In this paper, we have proposed using convolutional networks for the scene extrapolation problem, which has not been addressed in the literature before. We showed that the proposed models are able to extrapolate the scene toward the unseen part and extend successfully the ground, the walls and the partially visible objects.

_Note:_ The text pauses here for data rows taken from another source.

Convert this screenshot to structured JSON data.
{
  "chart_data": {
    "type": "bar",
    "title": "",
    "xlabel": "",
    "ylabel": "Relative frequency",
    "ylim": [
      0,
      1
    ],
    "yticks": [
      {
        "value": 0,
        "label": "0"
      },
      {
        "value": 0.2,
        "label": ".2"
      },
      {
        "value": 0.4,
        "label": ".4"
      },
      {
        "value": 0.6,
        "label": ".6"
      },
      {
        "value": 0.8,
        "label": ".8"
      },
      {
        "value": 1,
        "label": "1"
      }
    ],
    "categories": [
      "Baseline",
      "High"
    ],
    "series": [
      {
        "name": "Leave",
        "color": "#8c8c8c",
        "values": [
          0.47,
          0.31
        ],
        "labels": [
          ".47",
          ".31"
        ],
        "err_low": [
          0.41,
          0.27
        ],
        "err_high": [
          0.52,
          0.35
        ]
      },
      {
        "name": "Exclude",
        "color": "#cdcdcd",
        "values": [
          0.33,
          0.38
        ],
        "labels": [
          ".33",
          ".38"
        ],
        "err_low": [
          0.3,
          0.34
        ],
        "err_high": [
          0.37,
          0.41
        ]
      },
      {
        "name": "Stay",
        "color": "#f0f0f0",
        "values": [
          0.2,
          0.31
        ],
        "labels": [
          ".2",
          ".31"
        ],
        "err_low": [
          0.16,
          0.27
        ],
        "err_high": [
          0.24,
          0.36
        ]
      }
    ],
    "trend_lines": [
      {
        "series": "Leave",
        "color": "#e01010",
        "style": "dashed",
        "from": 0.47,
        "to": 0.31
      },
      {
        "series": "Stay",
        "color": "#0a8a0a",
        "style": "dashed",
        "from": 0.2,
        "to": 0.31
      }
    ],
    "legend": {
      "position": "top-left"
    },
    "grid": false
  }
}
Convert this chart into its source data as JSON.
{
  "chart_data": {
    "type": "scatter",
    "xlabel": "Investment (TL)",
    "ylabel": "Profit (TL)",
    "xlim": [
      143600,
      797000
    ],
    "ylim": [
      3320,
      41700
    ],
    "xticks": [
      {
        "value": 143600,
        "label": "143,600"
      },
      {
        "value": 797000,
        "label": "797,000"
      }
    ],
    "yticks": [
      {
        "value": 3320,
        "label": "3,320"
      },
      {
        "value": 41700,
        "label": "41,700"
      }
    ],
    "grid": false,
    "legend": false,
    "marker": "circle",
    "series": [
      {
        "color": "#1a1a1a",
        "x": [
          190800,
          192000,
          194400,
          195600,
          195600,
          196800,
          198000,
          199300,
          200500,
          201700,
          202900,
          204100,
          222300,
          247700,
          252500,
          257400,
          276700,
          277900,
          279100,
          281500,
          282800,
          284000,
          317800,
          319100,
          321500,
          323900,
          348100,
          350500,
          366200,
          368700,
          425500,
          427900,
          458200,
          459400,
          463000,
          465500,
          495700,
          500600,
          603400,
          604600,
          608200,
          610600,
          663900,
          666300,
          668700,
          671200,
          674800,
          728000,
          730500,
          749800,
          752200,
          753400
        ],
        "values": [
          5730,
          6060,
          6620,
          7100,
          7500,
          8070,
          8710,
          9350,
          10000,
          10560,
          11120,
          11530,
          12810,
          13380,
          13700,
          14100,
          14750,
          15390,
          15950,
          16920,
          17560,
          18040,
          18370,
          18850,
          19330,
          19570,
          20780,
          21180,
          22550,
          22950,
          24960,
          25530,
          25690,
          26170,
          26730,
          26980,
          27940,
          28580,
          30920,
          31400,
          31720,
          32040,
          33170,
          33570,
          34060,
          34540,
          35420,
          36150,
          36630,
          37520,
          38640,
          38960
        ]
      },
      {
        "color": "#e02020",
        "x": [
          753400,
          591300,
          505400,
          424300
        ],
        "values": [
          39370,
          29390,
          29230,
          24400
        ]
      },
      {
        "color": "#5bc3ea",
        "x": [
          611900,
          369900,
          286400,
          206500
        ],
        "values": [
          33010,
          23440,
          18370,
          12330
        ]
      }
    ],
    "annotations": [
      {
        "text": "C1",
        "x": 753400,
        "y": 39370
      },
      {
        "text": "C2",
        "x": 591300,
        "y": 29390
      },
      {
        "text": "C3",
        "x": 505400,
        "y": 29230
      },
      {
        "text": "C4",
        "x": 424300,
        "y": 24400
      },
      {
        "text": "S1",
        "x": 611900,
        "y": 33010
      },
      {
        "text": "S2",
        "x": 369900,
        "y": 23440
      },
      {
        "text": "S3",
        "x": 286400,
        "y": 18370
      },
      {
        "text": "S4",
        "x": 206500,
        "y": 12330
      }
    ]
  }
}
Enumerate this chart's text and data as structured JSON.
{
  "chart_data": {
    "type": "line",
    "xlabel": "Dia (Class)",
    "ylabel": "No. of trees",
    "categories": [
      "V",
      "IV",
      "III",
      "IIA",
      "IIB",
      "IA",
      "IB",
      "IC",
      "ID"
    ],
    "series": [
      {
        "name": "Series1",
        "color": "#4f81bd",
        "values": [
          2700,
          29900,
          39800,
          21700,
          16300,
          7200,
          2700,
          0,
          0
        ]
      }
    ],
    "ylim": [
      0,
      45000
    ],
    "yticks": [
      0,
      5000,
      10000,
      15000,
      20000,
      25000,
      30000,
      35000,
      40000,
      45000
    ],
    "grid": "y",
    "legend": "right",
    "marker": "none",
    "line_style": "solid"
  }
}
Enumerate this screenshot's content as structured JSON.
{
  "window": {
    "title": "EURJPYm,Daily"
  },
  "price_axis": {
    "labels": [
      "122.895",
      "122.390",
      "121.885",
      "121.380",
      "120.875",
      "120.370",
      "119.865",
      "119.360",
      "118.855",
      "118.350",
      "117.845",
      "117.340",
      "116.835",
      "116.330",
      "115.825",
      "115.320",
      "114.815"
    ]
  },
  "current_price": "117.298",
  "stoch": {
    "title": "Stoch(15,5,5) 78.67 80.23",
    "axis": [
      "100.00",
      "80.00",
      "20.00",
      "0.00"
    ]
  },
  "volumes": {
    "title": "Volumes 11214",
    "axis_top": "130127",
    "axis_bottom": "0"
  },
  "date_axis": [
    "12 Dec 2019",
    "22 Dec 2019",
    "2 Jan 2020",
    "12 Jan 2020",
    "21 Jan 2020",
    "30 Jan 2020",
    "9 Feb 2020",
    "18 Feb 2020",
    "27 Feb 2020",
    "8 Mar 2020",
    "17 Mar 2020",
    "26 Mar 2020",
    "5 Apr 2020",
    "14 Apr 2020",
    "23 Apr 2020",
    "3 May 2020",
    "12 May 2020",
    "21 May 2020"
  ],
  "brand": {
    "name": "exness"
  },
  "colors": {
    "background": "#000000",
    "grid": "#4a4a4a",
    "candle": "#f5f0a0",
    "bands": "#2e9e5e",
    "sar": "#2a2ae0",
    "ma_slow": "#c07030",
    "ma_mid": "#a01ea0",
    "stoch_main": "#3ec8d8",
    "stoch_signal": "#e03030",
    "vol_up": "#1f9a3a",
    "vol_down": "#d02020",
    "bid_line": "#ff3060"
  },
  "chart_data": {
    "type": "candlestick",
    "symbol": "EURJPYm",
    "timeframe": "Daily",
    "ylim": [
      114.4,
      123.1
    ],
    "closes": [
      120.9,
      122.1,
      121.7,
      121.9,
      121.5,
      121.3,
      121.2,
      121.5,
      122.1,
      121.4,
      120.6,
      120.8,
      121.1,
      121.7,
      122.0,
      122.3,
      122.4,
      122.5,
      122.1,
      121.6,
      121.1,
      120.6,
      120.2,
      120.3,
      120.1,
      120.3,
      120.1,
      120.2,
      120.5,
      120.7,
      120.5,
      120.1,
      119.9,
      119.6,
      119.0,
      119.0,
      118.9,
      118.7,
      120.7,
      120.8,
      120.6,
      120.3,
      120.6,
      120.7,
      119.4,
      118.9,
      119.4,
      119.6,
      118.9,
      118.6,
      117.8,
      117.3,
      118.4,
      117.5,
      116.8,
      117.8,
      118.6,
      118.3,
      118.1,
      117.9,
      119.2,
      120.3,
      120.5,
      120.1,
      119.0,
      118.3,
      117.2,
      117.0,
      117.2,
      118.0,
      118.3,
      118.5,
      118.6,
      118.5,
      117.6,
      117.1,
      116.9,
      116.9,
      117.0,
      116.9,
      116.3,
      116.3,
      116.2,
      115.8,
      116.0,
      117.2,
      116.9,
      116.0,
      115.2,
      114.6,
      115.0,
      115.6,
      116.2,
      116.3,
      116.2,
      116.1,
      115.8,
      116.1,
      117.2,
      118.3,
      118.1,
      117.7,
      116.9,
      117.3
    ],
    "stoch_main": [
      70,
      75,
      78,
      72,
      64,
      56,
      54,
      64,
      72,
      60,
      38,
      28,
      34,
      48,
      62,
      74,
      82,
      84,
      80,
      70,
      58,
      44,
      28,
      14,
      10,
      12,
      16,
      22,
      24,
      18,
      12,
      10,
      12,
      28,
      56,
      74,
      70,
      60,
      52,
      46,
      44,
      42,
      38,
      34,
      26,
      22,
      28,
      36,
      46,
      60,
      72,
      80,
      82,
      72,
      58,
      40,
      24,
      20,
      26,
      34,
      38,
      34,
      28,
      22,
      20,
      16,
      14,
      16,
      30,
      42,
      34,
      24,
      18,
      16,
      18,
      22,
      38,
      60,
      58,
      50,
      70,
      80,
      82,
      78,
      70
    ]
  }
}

However, we realized that the networks were unable to hallucinate objects in the extrapolated part of the scene if they did not have any part visible in the input scene. This is likely to be due to the highly challenging nature of the extrapolation problem, due to the huge inter-variability and intra-variability between the objects. To able to extrapolate at a level where new objects can be generated would likely require (1) a much larger dataset than we used and available in the literature, and (2) extraction and usage of higher-level semantic information from the input scene, as a modulator for the deep extrapolating networks.

Scene extrapolation is a challenging and highly-relevant problem for the computer graphics and deep learning societies, and our paper offers a new research problem and direction with which new and better learning and estimation methods can be developed.